Mallory Hanora is the executive director of Families for Justice as Healing an abolitionist organization based in the commonwealth of Massachusetts and a member of The National Council for Incarcerated and Formerly Incarcerated Women and Girls, which advocates to end the Incarceration of women and girls. Mallory mobilizes a massive volunteer base called Building Up People Not Prisons and facilitates Participatory Defense supporting families impacted by incarceration as they navigate through the court system. She has a bachelor’s degree from Emerson College. Mallory has been with FJAH since 2015. She has over years 17 years of community and abolitionist organizing experience and is now the mom of twin boys.

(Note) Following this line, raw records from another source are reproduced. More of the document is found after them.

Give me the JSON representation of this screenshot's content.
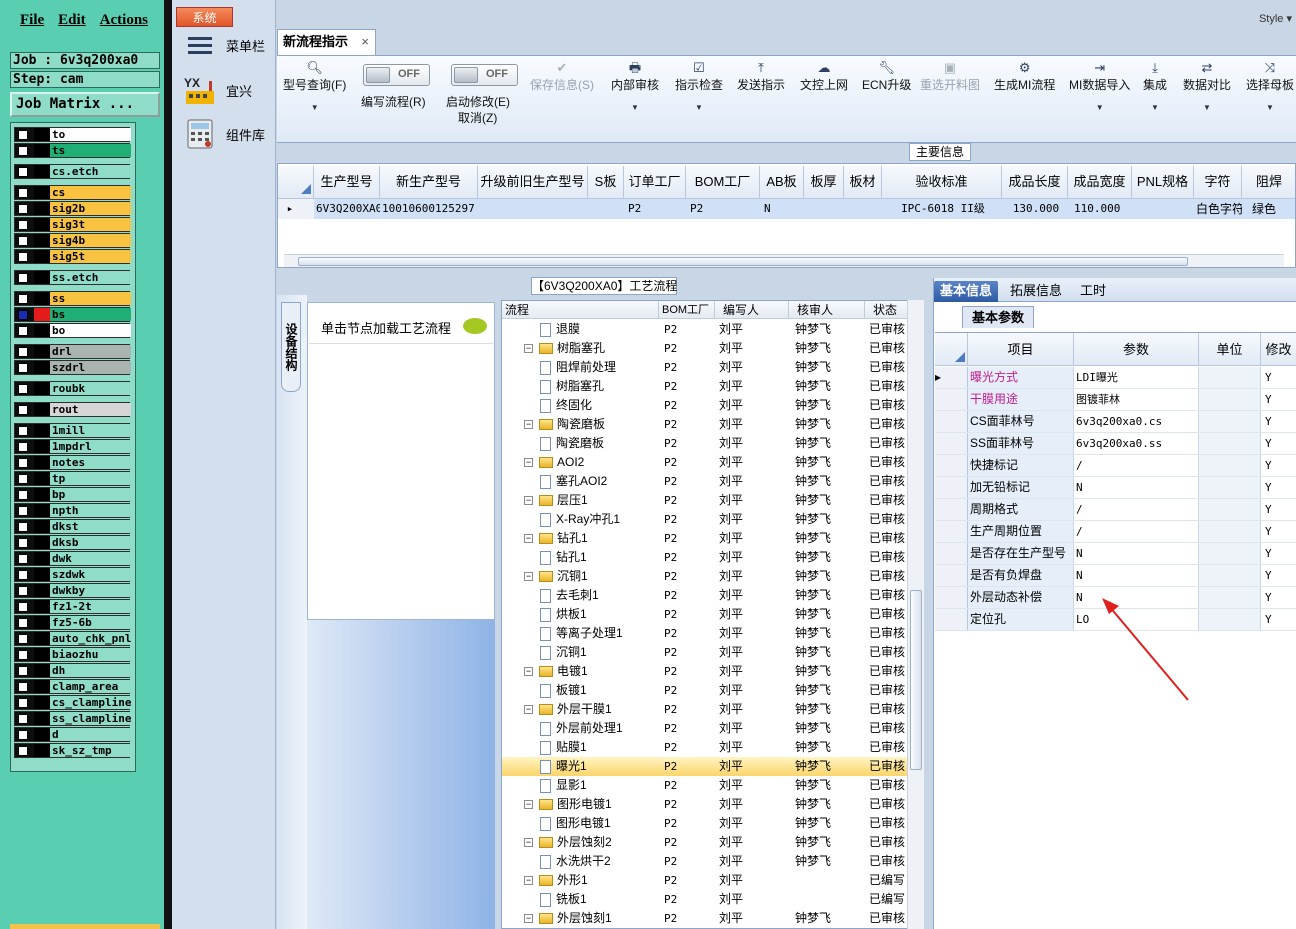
{
  "cam": {
    "menu": [
      "File",
      "Edit",
      "Actions"
    ],
    "job_line": "Job : 6v3q200xa0",
    "step_line": "Step: cam",
    "matrix_button": "Job Matrix ...",
    "layers": [
      {
        "name": "to",
        "color": "#ffffff"
      },
      {
        "name": "ts",
        "color": "#1fae73"
      },
      {
        "name": "cs.etch",
        "color": "#8fdcc8"
      },
      {
        "name": "cs",
        "color": "#f9c342"
      },
      {
        "name": "sig2b",
        "color": "#f9c342"
      },
      {
        "name": "sig3t",
        "color": "#f9c342"
      },
      {
        "name": "sig4b",
        "color": "#f9c342"
      },
      {
        "name": "sig5t",
        "color": "#f9c342"
      },
      {
        "name": "ss.etch",
        "color": "#8fdcc8"
      },
      {
        "name": "ss",
        "color": "#f9c342"
      },
      {
        "name": "bs",
        "color": "#1fae73"
      },
      {
        "name": "bo",
        "color": "#ffffff"
      },
      {
        "name": "drl",
        "color": "#a9b4b0"
      },
      {
        "name": "szdrl",
        "color": "#a9b4b0"
      },
      {
        "name": "roubk",
        "color": "#8fdcc8"
      },
      {
        "name": "rout",
        "color": "#d6d6d6"
      },
      {
        "name": "1mill",
        "color": "#8fdcc8"
      },
      {
        "name": "1mpdrl",
        "color": "#8fdcc8"
      },
      {
        "name": "notes",
        "color": "#8fdcc8"
      },
      {
        "name": "tp",
        "color": "#8fdcc8"
      },
      {
        "name": "bp",
        "color": "#8fdcc8"
      },
      {
        "name": "npth",
        "color": "#8fdcc8"
      },
      {
        "name": "dkst",
        "color": "#8fdcc8"
      },
      {
        "name": "dksb",
        "color": "#8fdcc8"
      },
      {
        "name": "dwk",
        "color": "#8fdcc8"
      },
      {
        "name": "szdwk",
        "color": "#8fdcc8"
      },
      {
        "name": "dwkby",
        "color": "#8fdcc8"
      },
      {
        "name": "fz1-2t",
        "color": "#8fdcc8"
      },
      {
        "name": "fz5-6b",
        "color": "#8fdcc8"
      },
      {
        "name": "auto_chk_pnl",
        "color": "#8fdcc8"
      },
      {
        "name": "biaozhu",
        "color": "#8fdcc8"
      },
      {
        "name": "dh",
        "color": "#8fdcc8"
      },
      {
        "name": "clamp_area",
        "color": "#8fdcc8"
      },
      {
        "name": "cs_clampline",
        "color": "#8fdcc8"
      },
      {
        "name": "ss_clampline",
        "color": "#8fdcc8"
      },
      {
        "name": "d",
        "color": "#8fdcc8"
      },
      {
        "name": "sk_sz_tmp",
        "color": "#8fdcc8"
      }
    ]
  },
  "nav": {
    "system_tab": "系统",
    "items": [
      {
        "label": "菜单栏",
        "icon": "hamburger-icon"
      },
      {
        "label": "宜兴",
        "icon": "factory-logo-icon"
      },
      {
        "label": "组件库",
        "icon": "calculator-icon"
      }
    ]
  },
  "window": {
    "style_label": "Style ▾",
    "doc_tab": "新流程指示",
    "doc_tab_close": "×"
  },
  "ribbon": {
    "query": {
      "label": "型号查询(F)",
      "icon": "search-icon"
    },
    "toggle1": {
      "state": "OFF",
      "label": "编写流程(R)"
    },
    "toggle2": {
      "state": "OFF",
      "label": "启动修改(E)"
    },
    "cancel_label": "取消(Z)",
    "buttons": [
      {
        "label": "保存信息(S)",
        "icon": "check-icon",
        "disabled": true
      },
      {
        "label": "内部审核",
        "icon": "print-icon"
      },
      {
        "label": "指示检查",
        "icon": "checkbox-icon"
      },
      {
        "label": "发送指示",
        "icon": "upload-icon"
      },
      {
        "label": "文控上网",
        "icon": "cloud-upload-icon"
      },
      {
        "label": "ECN升级",
        "icon": "wrench-icon"
      },
      {
        "label": "重选开料图",
        "icon": "image-icon",
        "disabled": true
      },
      {
        "label": "生成MI流程",
        "icon": "gears-icon"
      },
      {
        "label": "MI数据导入",
        "icon": "import-icon"
      },
      {
        "label": "集成",
        "icon": "download-icon"
      },
      {
        "label": "数据对比",
        "icon": "compare-icon"
      },
      {
        "label": "选择母板",
        "icon": "shuffle-icon"
      }
    ]
  },
  "main_info": {
    "title": "主要信息",
    "columns": [
      "生产型号",
      "新生产型号",
      "升级前旧生产型号",
      "S板",
      "订单工厂",
      "BOM工厂",
      "AB板",
      "板厚",
      "板材",
      "验收标准",
      "成品长度",
      "成品宽度",
      "PNL规格",
      "字符",
      "阻焊"
    ],
    "row": [
      "6V3Q200XA0",
      "10010600125297",
      "",
      "",
      "P2",
      "P2",
      "N",
      "",
      "",
      "IPC-6018 II级",
      "130.000",
      "110.000",
      "",
      "白色字符",
      "绿色"
    ]
  },
  "flow": {
    "title": "【6V3Q200XA0】工艺流程",
    "side_tab": "设备结构",
    "load_hint": "单击节点加载工艺流程",
    "columns": [
      "流程",
      "BOM工厂",
      "编写人",
      "核审人",
      "状态"
    ],
    "rows": [
      {
        "name": "退膜",
        "level": 1,
        "factory": "P2",
        "writer": "刘平",
        "reviewer": "钟梦飞",
        "status": "已审核"
      },
      {
        "name": "树脂塞孔",
        "level": 0,
        "factory": "P2",
        "writer": "刘平",
        "reviewer": "钟梦飞",
        "status": "已审核"
      },
      {
        "name": "阻焊前处理",
        "level": 1,
        "factory": "P2",
        "writer": "刘平",
        "reviewer": "钟梦飞",
        "status": "已审核"
      },
      {
        "name": "树脂塞孔",
        "level": 1,
        "factory": "P2",
        "writer": "刘平",
        "reviewer": "钟梦飞",
        "status": "已审核"
      },
      {
        "name": "终固化",
        "level": 1,
        "factory": "P2",
        "writer": "刘平",
        "reviewer": "钟梦飞",
        "status": "已审核"
      },
      {
        "name": "陶瓷磨板",
        "level": 0,
        "factory": "P2",
        "writer": "刘平",
        "reviewer": "钟梦飞",
        "status": "已审核"
      },
      {
        "name": "陶瓷磨板",
        "level": 1,
        "factory": "P2",
        "writer": "刘平",
        "reviewer": "钟梦飞",
        "status": "已审核"
      },
      {
        "name": "AOI2",
        "level": 0,
        "factory": "P2",
        "writer": "刘平",
        "reviewer": "钟梦飞",
        "status": "已审核"
      },
      {
        "name": "塞孔AOI2",
        "level": 1,
        "factory": "P2",
        "writer": "刘平",
        "reviewer": "钟梦飞",
        "status": "已审核"
      },
      {
        "name": "层压1",
        "level": 0,
        "factory": "P2",
        "writer": "刘平",
        "reviewer": "钟梦飞",
        "status": "已审核"
      },
      {
        "name": "X-Ray冲孔1",
        "level": 1,
        "factory": "P2",
        "writer": "刘平",
        "reviewer": "钟梦飞",
        "status": "已审核"
      },
      {
        "name": "钻孔1",
        "level": 0,
        "factory": "P2",
        "writer": "刘平",
        "reviewer": "钟梦飞",
        "status": "已审核"
      },
      {
        "name": "钻孔1",
        "level": 1,
        "factory": "P2",
        "writer": "刘平",
        "reviewer": "钟梦飞",
        "status": "已审核"
      },
      {
        "name": "沉铜1",
        "level": 0,
        "factory": "P2",
        "writer": "刘平",
        "reviewer": "钟梦飞",
        "status": "已审核"
      },
      {
        "name": "去毛刺1",
        "level": 1,
        "factory": "P2",
        "writer": "刘平",
        "reviewer": "钟梦飞",
        "status": "已审核"
      },
      {
        "name": "烘板1",
        "level": 1,
        "factory": "P2",
        "writer": "刘平",
        "reviewer": "钟梦飞",
        "status": "已审核"
      },
      {
        "name": "等离子处理1",
        "level": 1,
        "factory": "P2",
        "writer": "刘平",
        "reviewer": "钟梦飞",
        "status": "已审核"
      },
      {
        "name": "沉铜1",
        "level": 1,
        "factory": "P2",
        "writer": "刘平",
        "reviewer": "钟梦飞",
        "status": "已审核"
      },
      {
        "name": "电镀1",
        "level": 0,
        "factory": "P2",
        "writer": "刘平",
        "reviewer": "钟梦飞",
        "status": "已审核"
      },
      {
        "name": "板镀1",
        "level": 1,
        "factory": "P2",
        "writer": "刘平",
        "reviewer": "钟梦飞",
        "status": "已审核"
      },
      {
        "name": "外层干膜1",
        "level": 0,
        "factory": "P2",
        "writer": "刘平",
        "reviewer": "钟梦飞",
        "status": "已审核"
      },
      {
        "name": "外层前处理1",
        "level": 1,
        "factory": "P2",
        "writer": "刘平",
        "reviewer": "钟梦飞",
        "status": "已审核"
      },
      {
        "name": "贴膜1",
        "level": 1,
        "factory": "P2",
        "writer": "刘平",
        "reviewer": "钟梦飞",
        "status": "已审核"
      },
      {
        "name": "曝光1",
        "level": 1,
        "factory": "P2",
        "writer": "刘平",
        "reviewer": "钟梦飞",
        "status": "已审核",
        "selected": true
      },
      {
        "name": "显影1",
        "level": 1,
        "factory": "P2",
        "writer": "刘平",
        "reviewer": "钟梦飞",
        "status": "已审核"
      },
      {
        "name": "图形电镀1",
        "level": 0,
        "factory": "P2",
        "writer": "刘平",
        "reviewer": "钟梦飞",
        "status": "已审核"
      },
      {
        "name": "图形电镀1",
        "level": 1,
        "factory": "P2",
        "writer": "刘平",
        "reviewer": "钟梦飞",
        "status": "已审核"
      },
      {
        "name": "外层蚀刻2",
        "level": 0,
        "factory": "P2",
        "writer": "刘平",
        "reviewer": "钟梦飞",
        "status": "已审核"
      },
      {
        "name": "水洗烘干2",
        "level": 1,
        "factory": "P2",
        "writer": "刘平",
        "reviewer": "钟梦飞",
        "status": "已审核"
      },
      {
        "name": "外形1",
        "level": 0,
        "factory": "P2",
        "writer": "刘平",
        "reviewer": "",
        "status": "已编写"
      },
      {
        "name": "铣板1",
        "level": 1,
        "factory": "P2",
        "writer": "刘平",
        "reviewer": "",
        "status": "已编写"
      },
      {
        "name": "外层蚀刻1",
        "level": 0,
        "factory": "P2",
        "writer": "刘平",
        "reviewer": "钟梦飞",
        "status": "已审核"
      }
    ]
  },
  "detail": {
    "tabs": [
      "基本信息",
      "拓展信息",
      "工时"
    ],
    "subtab": "基本参数",
    "columns": [
      "项目",
      "参数",
      "单位",
      "修改"
    ],
    "rows": [
      {
        "item": "曝光方式",
        "value": "LDI曝光",
        "unit": "",
        "mod": "Y",
        "highlight": true
      },
      {
        "item": "干膜用途",
        "value": "图镀菲林",
        "unit": "",
        "mod": "Y",
        "highlight": true
      },
      {
        "item": "CS面菲林号",
        "value": "6v3q200xa0.cs",
        "unit": "",
        "mod": "Y"
      },
      {
        "item": "SS面菲林号",
        "value": "6v3q200xa0.ss",
        "unit": "",
        "mod": "Y"
      },
      {
        "item": "快捷标记",
        "value": "/",
        "unit": "",
        "mod": "Y"
      },
      {
        "item": "加无铅标记",
        "value": "N",
        "unit": "",
        "mod": "Y"
      },
      {
        "item": "周期格式",
        "value": "/",
        "unit": "",
        "mod": "Y"
      },
      {
        "item": "生产周期位置",
        "value": "/",
        "unit": "",
        "mod": "Y"
      },
      {
        "item": "是否存在生产型号",
        "value": "N",
        "unit": "",
        "mod": "Y"
      },
      {
        "item": "是否有负焊盘",
        "value": "N",
        "unit": "",
        "mod": "Y"
      },
      {
        "item": "外层动态补偿",
        "value": "N",
        "unit": "",
        "mod": "Y"
      },
      {
        "item": "定位孔",
        "value": "LO",
        "unit": "",
        "mod": "Y"
      }
    ]
  },
  "colors": {
    "annotation_arrow": "#e0201c",
    "selected_row": "#fbd56a",
    "highlight_text": "#c21c8c"
  }
}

Sashi James is the director of reimagining communities for Families for Justice as Healing and The National Council for Incarcerated and Formerly Incarcerated Women and Girls. She is a daughter of formerly incarcerated parents and because of her experience she understands the trauma endured when a parent is separated from their child because of incarceration. This experience has inspired her to focus on creating what different looks like within communities as people begin to imagine and implement a world without Jails, Prisons and police, by organizing directly impacted people to build the infrastructure of Reimagining Communities. She launched the first basic income guaranteed program lead by formerly incarcerated women that provides basic income guarantee to currently incarcerated women. She advocates for the use of clemency on the state and federal level and has worked on The National Council’s 100 women 100 day campaign encouraging the immediate release of women who are elderly, survived and punished and long timers. Also leading a clemency tour displaying quilts with the names of stage and federal women currently eligible for clemency. Sashi oversees a partnership with the Women’s Bar association to train attorneys and coordinate representation for clemency petitions, and mobilizes college campuses to engage with communities impacted by incarceration. Her most important role is as the mother of Katori Rae James and she is the daughter of Jon and Andrea James.
Together Mallory Hanora and Sashi James co- lead a campaign to close the oldest women's prison in the United States and stop a new $50 million women's prison from being built while organizing the FreeHer campaign in the other New Englands states.